PANYABUNGAN, BERITAHUta.com— Pimpinan Daerah Gerakan Pemuda Islam (PD GPI) Mandailing Natal (Madina), Sumut berharap penyidik kepolisian dapat membongkar sindikan mafia seleksi penerimaan PPPK (Pegawai Pemerintah dengan Perjanjian Kerja) 2023 di daerah ini.
Ketua Bidang Politik, Hukum, HAM PD GPI Madina Abdul Majid Nasution menyampaikan apresiasi atas kinerja Poldasu, khususnya tim Tipikor Ditreskrimsus, yang mampu menetapkan tersangka pada kasus dugaan suap seleksi PPPK di kabupaten ini.
“Kami mengapresiasi langkah cepat kepala Poldasu dalam merespon kisruh PPPK Madina yang telah menasional. Kami juga mendukung aparat penegak hukum membongkar sindikat mafia PPPK yang ditengarai penuh kecurangan serta dugaan praktek suap dan maladministrasi.” Katanya melalui rilis yang diterima Beritahuta.com pada, Sabtu (13/1/2024).
Dalam kaitan itu, PD GPI Madina berharap aparat hukum mengusut tuntas kasus ini sampai akar-akarnya. Penyidik hendaknya menjadi dikan DHS yang sudah ditetapkan sebagai tersangka sebagai pintu masuk menjerat tersangka-tersangka lain.
PD GPI berharap kepolisian mampu membongkar borok kisruh PPPK 2023 Madina sehingga mereka yang terlibat mendapat hukuman setimpal sesuai hukum yang berlaku. “Siapa pun oknum elit atau ASN (Aparatur Sipil Negara), tanpa terkecuali harus mendapat sanksi hukum,” ujar Abdul Majid.
Kisruh PPPK 2023 Madina, kata dia, telah mencoreng serta mempermalukan wajah Madina di seantero tanah air. Tak itu saja, integritas daerah ber-tagline “Bersyukur dan Berbenah” telah berada pada titik nadir paling rendah.
Pasca DHS alias Dollar Hafriyanto Siregar, yang menjabat kepala Dinas Pendidikan Madina, ditetapkan sebagai tersangka seolah tiupan angin segar bagi penegakan hukum tanpa pandang bulu dan diskriminatif.
Ini, kata Abdul Majid, sekaligus memberi harapan terhadap perjuangan para peserta tes PPPK Madina 2023 yang menjadi korban kesewenang-wenangan panitia.
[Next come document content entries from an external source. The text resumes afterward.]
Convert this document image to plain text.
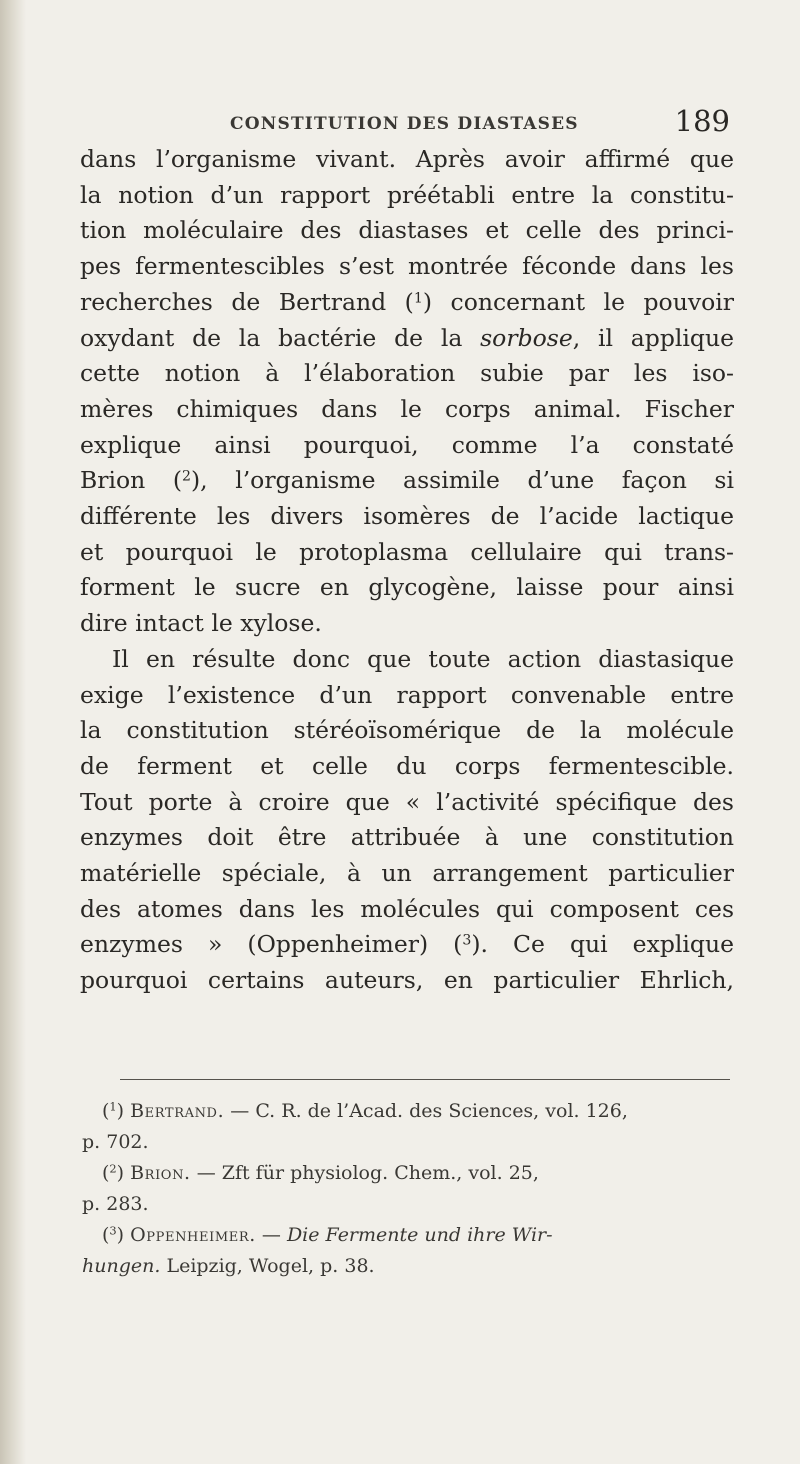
CONSTITUTION DES DIASTASES	189
dans l’organisme vivant. Après avoir affirmé que
la notion d’un rapport préétabli entre la constitu-
tion moléculaire des diastases et celle des princi-
pes fermentescibles s’est montrée féconde dans les
recherches de Bertrand ($^1$) concernant le pouvoir
oxydant de la bactérie de la sorbose, il applique
cette notion à l’élaboration subie par les iso-
mères chimiques dans le corps animal. Fischer
explique ainsi pourquoi, comme l’a constaté
Brion ($^2$), l’organisme assimile d’une façon si
différente les divers isomères de l’acide lactique
et pourquoi le protoplasma cellulaire qui trans-
forment le sucre en glycogène, laisse pour ainsi
dire intact le xylose.
Il en résulte donc que toute action diastasique
exige l’existence d’un rapport convenable entre
la constitution stéréoïsomérique de la molécule
de ferment et celle du corps fermentescible.
Tout porte à croire que « l’activité spécifique des
enzymes doit être attribuée à une constitution
matérielle spéciale, à un arrangement particulier
des atomes dans les molécules qui composent ces
enzymes » (Oppenheimer) ($^3$). Ce qui explique
pourquoi certains auteurs, en particulier Ehrlich,
($^1$) Bertrand. — C. R. de l’Acad. des Sciences, vol. 126,
p. 702.
($^2$) Brion. — Zft für physiolog. Chem., vol. 25,
p. 283.
($^3$) Oppenheimer. — Die Fermente und ihre Wir-
hungen. Leipzig, Wogel, p. 38.
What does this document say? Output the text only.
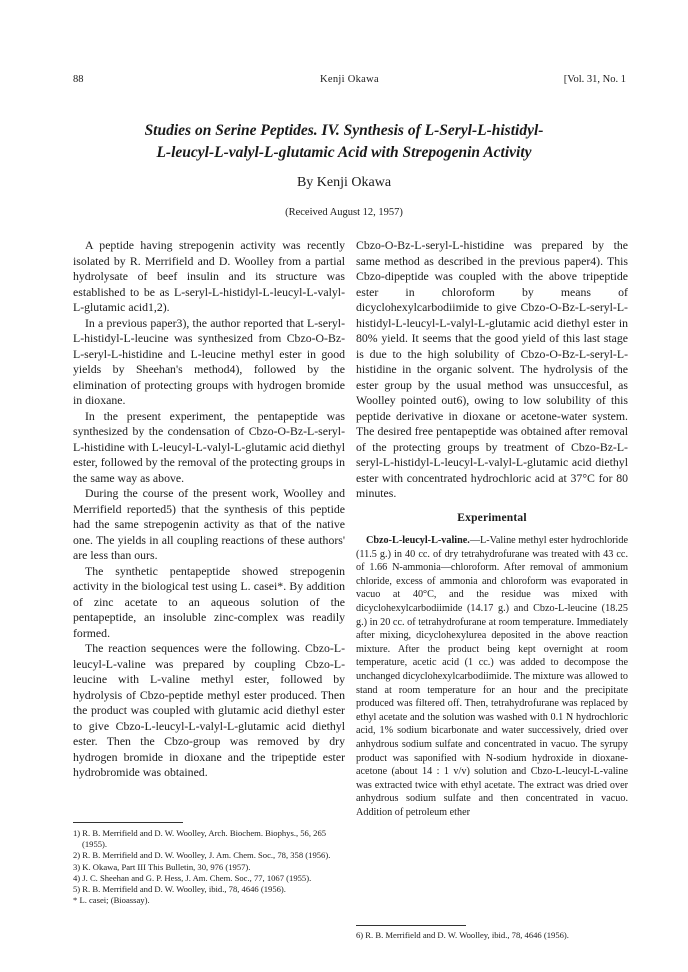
88	Kenji Okawa	[Vol. 31, No. 1
Studies on Serine Peptides. IV. Synthesis of L-Seryl-L-histidyl-
L-leucyl-L-valyl-L-glutamic Acid with Strepogenin Activity
By Kenji Okawa
(Received August 12, 1957)

A peptide having strepogenin activity was recently isolated by R. Merrifield and D. Woolley from a partial hydrolysate of beef insulin and its structure was established to be as L-seryl-L-histidyl-L-leucyl-L-valyl-L-glutamic acid1,2).

In a previous paper3), the author reported that L-seryl-L-histidyl-L-leucine was synthesized from Cbzo-O-Bz-L-seryl-L-histidine and L-leucine methyl ester in good yields by Sheehan's method4), followed by the elimination of protecting groups with hydrogen bromide in dioxane.

In the present experiment, the pentapeptide was synthesized by the condensation of Cbzo-O-Bz-L-seryl-L-histidine with L-leucyl-L-valyl-L-glutamic acid diethyl ester, followed by the removal of the protecting groups in the same way as above.

During the course of the present work, Woolley and Merrifield reported5) that the synthesis of this peptide had the same strepogenin activity as that of the native one. The yields in all coupling reactions of these authors' are less than ours.

The synthetic pentapeptide showed strepogenin activity in the biological test using L. casei*. By addition of zinc acetate to an aqueous solution of the pentapeptide, an insoluble zinc-complex was readily formed.

The reaction sequences were the following. Cbzo-L-leucyl-L-valine was prepared by coupling Cbzo-L-leucine with L-valine methyl ester, followed by hydrolysis of Cbzo-peptide methyl ester produced. Then the product was coupled with glutamic acid diethyl ester to give Cbzo-L-leucyl-L-valyl-L-glutamic acid diethyl ester. Then the Cbzo-group was removed by dry hydrogen bromide in dioxane and the tripeptide ester hydrobromide was obtained.

1) R. B. Merrifield and D. W. Woolley, Arch. Biochem. Biophys., 56, 265 (1955).
2) R. B. Merrifield and D. W. Woolley, J. Am. Chem. Soc., 78, 358 (1956).
3) K. Okawa, Part III This Bulletin, 30, 976 (1957).
4) J. C. Sheehan and G. P. Hess, J. Am. Chem. Soc., 77, 1067 (1955).
5) R. B. Merrifield and D. W. Woolley, ibid., 78, 4646 (1956).
* L. casei; (Bioassay).

Cbzo-O-Bz-L-seryl-L-histidine was prepared by the same method as described in the previous paper4). This Cbzo-dipeptide was coupled with the above tripeptide ester in chloroform by means of dicyclohexylcarbodiimide to give Cbzo-O-Bz-L-seryl-L-histidyl-L-leucyl-L-valyl-L-glutamic acid diethyl ester in 80% yield. It seems that the good yield of this last stage is due to the high solubility of Cbzo-O-Bz-L-seryl-L-histidine in the organic solvent. The hydrolysis of the ester group by the usual method was unsuccesful, as Woolley pointed out6), owing to low solubility of this peptide derivative in dioxane or acetone-water system. The desired free pentapeptide was obtained after removal of the protecting groups by treatment of Cbzo-Bz-L-seryl-L-histidyl-L-leucyl-L-valyl-L-glutamic acid diethyl ester with concentrated hydrochloric acid at 37°C for 80 minutes.

Experimental

Cbzo-L-leucyl-L-valine.—L-Valine methyl ester hydrochloride (11.5 g.) in 40 cc. of dry tetrahydrofurane was treated with 43 cc. of 1.66 N-ammonia—chloroform. After removal of ammonium chloride, excess of ammonia and chloroform was evaporated in vacuo at 40°C, and the residue was mixed with dicyclohexylcarbodiimide (14.17 g.) and Cbzo-L-leucine (18.25 g.) in 20 cc. of tetrahydrofurane at room temperature. Immediately after mixing, dicyclohexylurea deposited in the above reaction mixture. After the product being kept overnight at room temperature, acetic acid (1 cc.) was added to decompose the unchanged dicyclohexylcarbodiimide. The mixture was allowed to stand at room temperature for an hour and the precipitate produced was filtered off. Then, tetrahydrofurane was replaced by ethyl acetate and the solution was washed with 0.1 N hydrochloric acid, 1% sodium bicarbonate and water successively, dried over anhydrous sodium sulfate and concentrated in vacuo. The syrupy product was saponified with N-sodium hydroxide in dioxane-acetone (about 14 : 1 v/v) solution and Cbzo-L-leucyl-L-valine was extracted twice with ethyl acetate. The extract was dried over anhydrous sodium sulfate and then concentrated in vacuo. Addition of petroleum ether

6) R. B. Merrifield and D. W. Woolley, ibid., 78, 4646 (1956).
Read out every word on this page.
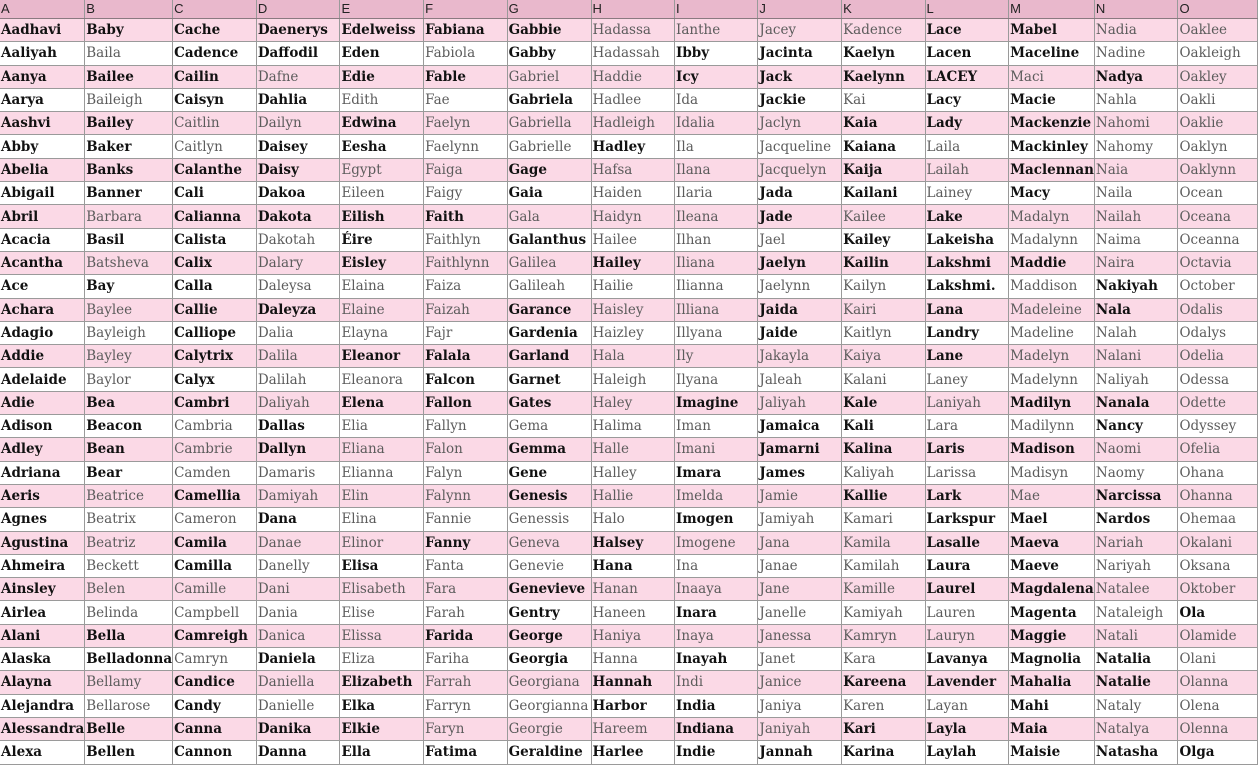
A	B	C	D	E	F	G	H	I	J	K	L	M	N	O
Aadhavi	Baby	Cache	Daenerys	Edelweiss	Fabiana	Gabbie	Hadassa	Ianthe	Jacey	Kadence	Lace	Mabel	Nadia	Oaklee
Aaliyah	Baila	Cadence	Daffodil	Eden	Fabiola	Gabby	Hadassah	Ibby	Jacinta	Kaelyn	Lacen	Maceline	Nadine	Oakleigh
Aanya	Bailee	Cailin	Dafne	Edie	Fable	Gabriel	Haddie	Icy	Jack	Kaelynn	LACEY	Maci	Nadya	Oakley
Aarya	Baileigh	Caisyn	Dahlia	Edith	Fae	Gabriela	Hadlee	Ida	Jackie	Kai	Lacy	Macie	Nahla	Oakli
Aashvi	Bailey	Caitlin	Dailyn	Edwina	Faelyn	Gabriella	Hadleigh	Idalia	Jaclyn	Kaia	Lady	Mackenzie	Nahomi	Oaklie
Abby	Baker	Caitlyn	Daisey	Eesha	Faelynn	Gabrielle	Hadley	Ila	Jacqueline	Kaiana	Laila	Mackinley	Nahomy	Oaklyn
Abelia	Banks	Calanthe	Daisy	Egypt	Faiga	Gage	Hafsa	Ilana	Jacquelyn	Kaija	Lailah	Maclennan	Naia	Oaklynn
Abigail	Banner	Cali	Dakoa	Eileen	Faigy	Gaia	Haiden	Ilaria	Jada	Kailani	Lainey	Macy	Naila	Ocean
Abril	Barbara	Calianna	Dakota	Eilish	Faith	Gala	Haidyn	Ileana	Jade	Kailee	Lake	Madalyn	Nailah	Oceana
Acacia	Basil	Calista	Dakotah	Éire	Faithlyn	Galanthus	Hailee	Ilhan	Jael	Kailey	Lakeisha	Madalynn	Naima	Oceanna
Acantha	Batsheva	Calix	Dalary	Eisley	Faithlynn	Galilea	Hailey	Iliana	Jaelyn	Kailin	Lakshmi	Maddie	Naira	Octavia
Ace	Bay	Calla	Daleysa	Elaina	Faiza	Galileah	Hailie	Ilianna	Jaelynn	Kailyn	Lakshmi.	Maddison	Nakiyah	October
Achara	Baylee	Callie	Daleyza	Elaine	Faizah	Garance	Haisley	Illiana	Jaida	Kairi	Lana	Madeleine	Nala	Odalis
Adagio	Bayleigh	Calliope	Dalia	Elayna	Fajr	Gardenia	Haizley	Illyana	Jaide	Kaitlyn	Landry	Madeline	Nalah	Odalys
Addie	Bayley	Calytrix	Dalila	Eleanor	Falala	Garland	Hala	Ily	Jakayla	Kaiya	Lane	Madelyn	Nalani	Odelia
Adelaide	Baylor	Calyx	Dalilah	Eleanora	Falcon	Garnet	Haleigh	Ilyana	Jaleah	Kalani	Laney	Madelynn	Naliyah	Odessa
Adie	Bea	Cambri	Daliyah	Elena	Fallon	Gates	Haley	Imagine	Jaliyah	Kale	Laniyah	Madilyn	Nanala	Odette
Adison	Beacon	Cambria	Dallas	Elia	Fallyn	Gema	Halima	Iman	Jamaica	Kali	Lara	Madilynn	Nancy	Odyssey
Adley	Bean	Cambrie	Dallyn	Eliana	Falon	Gemma	Halle	Imani	Jamarni	Kalina	Laris	Madison	Naomi	Ofelia
Adriana	Bear	Camden	Damaris	Elianna	Falyn	Gene	Halley	Imara	James	Kaliyah	Larissa	Madisyn	Naomy	Ohana
Aeris	Beatrice	Camellia	Damiyah	Elin	Falynn	Genesis	Hallie	Imelda	Jamie	Kallie	Lark	Mae	Narcissa	Ohanna
Agnes	Beatrix	Cameron	Dana	Elina	Fannie	Genessis	Halo	Imogen	Jamiyah	Kamari	Larkspur	Mael	Nardos	Ohemaa
Agustina	Beatriz	Camila	Danae	Elinor	Fanny	Geneva	Halsey	Imogene	Jana	Kamila	Lasalle	Maeva	Nariah	Okalani
Ahmeira	Beckett	Camilla	Danelly	Elisa	Fanta	Genevie	Hana	Ina	Janae	Kamilah	Laura	Maeve	Nariyah	Oksana
Ainsley	Belen	Camille	Dani	Elisabeth	Fara	Genevieve	Hanan	Inaaya	Jane	Kamille	Laurel	Magdalena	Natalee	Oktober
Airlea	Belinda	Campbell	Dania	Elise	Farah	Gentry	Haneen	Inara	Janelle	Kamiyah	Lauren	Magenta	Nataleigh	Ola
Alani	Bella	Camreigh	Danica	Elissa	Farida	George	Haniya	Inaya	Janessa	Kamryn	Lauryn	Maggie	Natali	Olamide
Alaska	Belladonna	Camryn	Daniela	Eliza	Fariha	Georgia	Hanna	Inayah	Janet	Kara	Lavanya	Magnolia	Natalia	Olani
Alayna	Bellamy	Candice	Daniella	Elizabeth	Farrah	Georgiana	Hannah	Indi	Janice	Kareena	Lavender	Mahalia	Natalie	Olanna
Alejandra	Bellarose	Candy	Danielle	Elka	Farryn	Georgianna	Harbor	India	Janiya	Karen	Layan	Mahi	Nataly	Olena
Alessandra	Belle	Canna	Danika	Elkie	Faryn	Georgie	Hareem	Indiana	Janiyah	Kari	Layla	Maia	Natalya	Olenna
Alexa	Bellen	Cannon	Danna	Ella	Fatima	Geraldine	Harlee	Indie	Jannah	Karina	Laylah	Maisie	Natasha	Olga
Dengan penetapan DHS sebagai tersangka, menurut PD GPI, merupakan sinyal kuat persoalan seleksi PPPK Madina 2023 sarat masalah.
Karena itu, seleksi PPPK ditengarai sarat praktek konspirasi kotor berbau KKN (kolusi, korupsi, dan nepotisme). Patu diduga aksi suap-menyuap dilakukan secara massif, terstruktur dan sistematis untuk meraup keuntungan pribadi, kelompok (vested interest) yang angkanya mencapai puluhan miliar rupiah.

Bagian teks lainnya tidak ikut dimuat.